Kortgeleden heb ik een stilteretraite gevolgd in de Sint Paulusabdij in Oosterhout. Ik was daar te gast bij de gemeenschap Chemin Neuf. De retraite werd begeleid aan de hand van de Geestelijke Oefeningen van Ignatius. Ignatius van Loyola, geboren in 1491, als dertiende kind van een Spaanse adellijke familie, is ambitieus en getalenteerd en wacht een rijke toekomst. In 1521 raakt hij bij de verdediging van een stad, zwaargewond aan beide benen. Om de tijd te doden, leest hij twee boeken: Leven van Christus en een Bloemlezing van heiligenlevens, boeken die zijn leven een indrukwekkende wending zullen geven.
De grote vraag die hij zichzelf stelt is: Wat is ware, duurzame vreugde en wat is wel leuk en aantrekkelijk, maar leidt ten slotte tot een impasse? Hij gaat zich oefenen in het onderscheiden wat van God komt en wat niet. Hij ontwikkelt de Geestelijke Oefeningen, een manier van biddend de Bijbel lezen, terwijl men het eigen hart voor God openstelt en onderzoekt.
Terwijl ik die week in het prachtige klooster met die oefeningen bezig ben, voel ik me ondergedompeld in een stuk geschiedenis. Ik geniet van de architectuur en de prachtige tuin. Van de oude meerstemmige melodieën, afgewisseld door de nieuwste opwekkingsliederen. Van de symbolen, en het respect waarmee men daarmee omgaat. Ik heb bewondering voor de stilte waarmee iedereen zich omringd, zelfs als we een uur met onze dagelijkse klussen bezig zijn.

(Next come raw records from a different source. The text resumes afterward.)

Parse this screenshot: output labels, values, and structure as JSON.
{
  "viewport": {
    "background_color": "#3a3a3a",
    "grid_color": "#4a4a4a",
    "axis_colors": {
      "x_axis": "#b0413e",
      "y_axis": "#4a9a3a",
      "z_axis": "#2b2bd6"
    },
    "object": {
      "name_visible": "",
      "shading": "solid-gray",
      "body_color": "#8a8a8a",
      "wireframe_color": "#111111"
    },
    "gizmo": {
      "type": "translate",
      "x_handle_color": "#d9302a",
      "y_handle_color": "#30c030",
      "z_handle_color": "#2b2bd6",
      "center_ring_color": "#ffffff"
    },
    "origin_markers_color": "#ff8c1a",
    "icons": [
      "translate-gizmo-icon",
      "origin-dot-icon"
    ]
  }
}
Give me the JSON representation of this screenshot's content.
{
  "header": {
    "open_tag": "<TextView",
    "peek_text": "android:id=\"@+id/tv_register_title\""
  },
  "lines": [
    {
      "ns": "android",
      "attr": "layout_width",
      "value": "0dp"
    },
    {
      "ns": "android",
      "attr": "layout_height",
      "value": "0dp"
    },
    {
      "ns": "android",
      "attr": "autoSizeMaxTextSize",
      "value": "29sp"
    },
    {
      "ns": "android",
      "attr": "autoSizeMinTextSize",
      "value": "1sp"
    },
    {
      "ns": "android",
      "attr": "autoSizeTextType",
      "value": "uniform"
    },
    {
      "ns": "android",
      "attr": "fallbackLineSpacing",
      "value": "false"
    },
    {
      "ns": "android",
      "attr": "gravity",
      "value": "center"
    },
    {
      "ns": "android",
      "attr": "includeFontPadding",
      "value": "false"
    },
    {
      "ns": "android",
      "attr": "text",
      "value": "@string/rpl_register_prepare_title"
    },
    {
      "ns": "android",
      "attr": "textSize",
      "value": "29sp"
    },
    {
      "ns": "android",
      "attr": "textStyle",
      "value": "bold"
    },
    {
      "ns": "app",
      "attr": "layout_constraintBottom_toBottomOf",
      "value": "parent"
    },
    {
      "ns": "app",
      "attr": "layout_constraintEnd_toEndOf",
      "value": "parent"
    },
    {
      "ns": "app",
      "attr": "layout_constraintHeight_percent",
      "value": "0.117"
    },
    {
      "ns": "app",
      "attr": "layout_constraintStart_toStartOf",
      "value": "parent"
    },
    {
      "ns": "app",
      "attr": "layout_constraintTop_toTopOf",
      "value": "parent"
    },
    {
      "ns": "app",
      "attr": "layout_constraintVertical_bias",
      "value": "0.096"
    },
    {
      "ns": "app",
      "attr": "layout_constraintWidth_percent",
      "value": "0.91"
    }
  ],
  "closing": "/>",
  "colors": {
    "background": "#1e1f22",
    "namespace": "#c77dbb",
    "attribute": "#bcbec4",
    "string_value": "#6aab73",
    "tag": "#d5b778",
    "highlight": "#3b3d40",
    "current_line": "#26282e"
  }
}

Maak mee dat een BN’er, een van de retraitanten, aan het eind van de week vertelt eindelijk door God uit de kerker te zijn bevrijd, waar hij al jaren zelf niet uit kon komen.
Ik ben diep onder de indruk van de keuze om iedere dag voor de eenheid van de kerken te bidden. Heel sterk vind ik de constructieve manier waarop omgegaan wordt met de verschillen in opvatting en invulling van de eucharistie en het avondmaal. De eenheid wordt juist daarin beleefd, omdat we samen de pijn ervaren van de verschillen. Ik ervaar die eenheid heel sterk deze week, als ik een zegen ontvang van de priester, tijdens de eucharistie, en mijn katholieke broeder een zegen ontvangt van de dominee, later die week, tijdens het Avondmaal.

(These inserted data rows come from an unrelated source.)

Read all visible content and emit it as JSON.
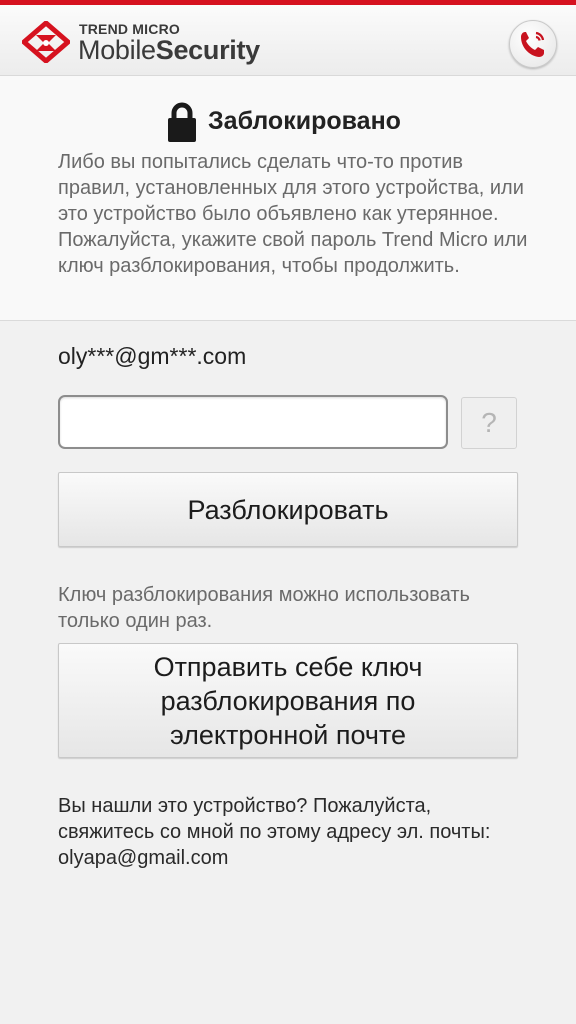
{
  "header": {
    "brand_top": "TREND MICRO",
    "brand_main_light": "Mobile",
    "brand_main_bold": "Security",
    "logo_icon": "trend-micro-logo-icon",
    "call_icon": "phone-call-icon",
    "accent_color": "#d6121f"
  },
  "lock_panel": {
    "icon": "lock-icon",
    "title": "Заблокировано",
    "description": "Либо вы попытались сделать что-то против правил, установленных для этого устройства, или это устройство было объявлено как утерянное. Пожалуйста, укажите свой пароль Trend Micro или ключ разблокирования, чтобы продолжить."
  },
  "account": {
    "masked_email": "oly***@gm***.com"
  },
  "password_field": {
    "value": "",
    "placeholder": ""
  },
  "help_button": {
    "label": "?"
  },
  "unlock_button": {
    "label": "Разблокировать"
  },
  "key_note": "Ключ разблокирования можно использовать только один раз.",
  "send_key_button": {
    "label": "Отправить себе ключ разблокирования по электронной почте"
  },
  "found_note": "Вы нашли это устройство? Пожалуйста, свяжитесь со мной по этому адресу эл. почты: olyapa@gmail.com"
}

Als we geen directe invloed kunnen uitoefenen op verschillen, maken we er een moment van eenheid van, door hoe we hier samen mee omgaan. We moeten proberen om samen de hele regenboog te willen zien, om oog te hebben voor elkaars kleuren en niet onze eigen kleur te benadrukken.

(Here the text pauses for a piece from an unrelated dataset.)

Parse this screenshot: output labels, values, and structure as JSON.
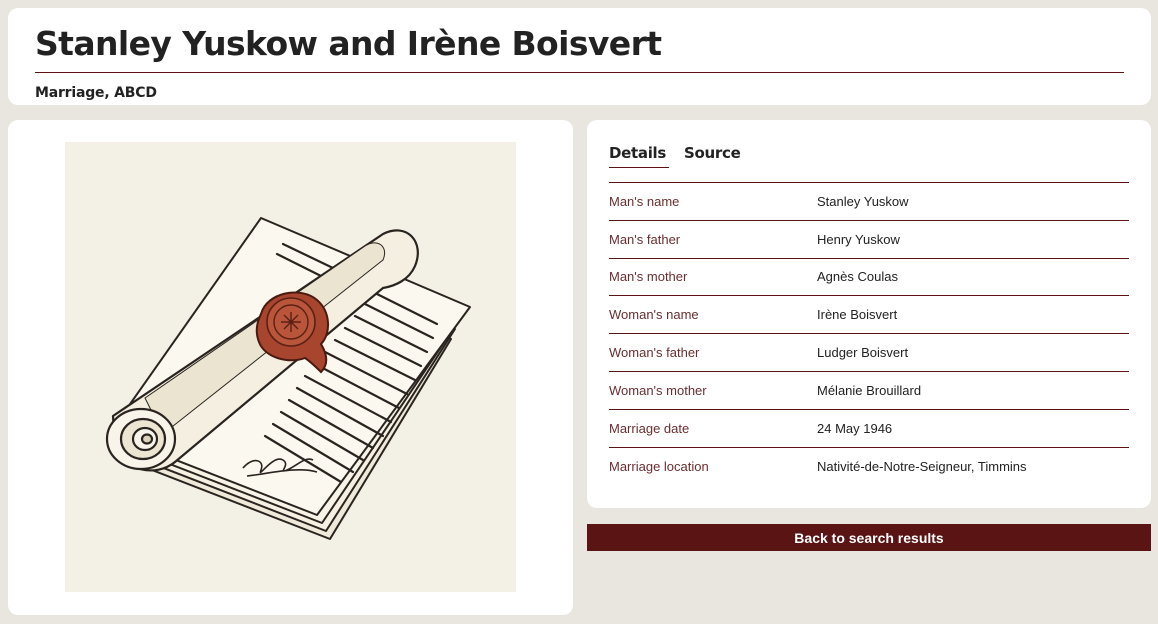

Overdag woon ik een aantal vieringen bij en in de avond is er een charismatische ontmoeting. Indrukwekkend, door de persoonlijke woorden en beelden, de prachtige melodieën in diverse klanktalen en de mogelijkheid om te bidden om de vervulling met de Heilige Geest. Ik besef dat hier allerlei kleuren worden samengevoegd. Ik ken al de lichtblauwe kleur van mijn protestantse achtergrond, de gele kleur van de interkerkelijke Youth for Christ beweging, de felblauwe kleur van de Pinksterbeweging, de groene kleur van de katholieke GCL- groep waarvan we lange tijd deel uit maakten, en de oranje kleur van mijn Baptistengemeente, nu.
De enorme drang naar de volle regenboog blijft. Ik ben er mijn hele leven al mee bezig om de kleuren te zoeken, te respecteren en het mooie van de andere kleuren naar voren te helpen brengen. Deze week ben ik enorm aangemoedigd en geraakt om hiermee door te gaan.
Dank aan alle mensen die dit – met hun eigen prachtige kleur – opnieuw hebben aangewakkerd!
Iedere kleur apart is al zo mooi, maar wat een feest als al die kleuren naast elkaar kunnen bestaan en elkaar positief kunnen beïnvloeden. Wat een rijkdom, als we het mooiste uit de ander naar boven kunnen halen, om zo samen een schitterende heenwijzing te mogen zijn naar Gods liefde en hoop.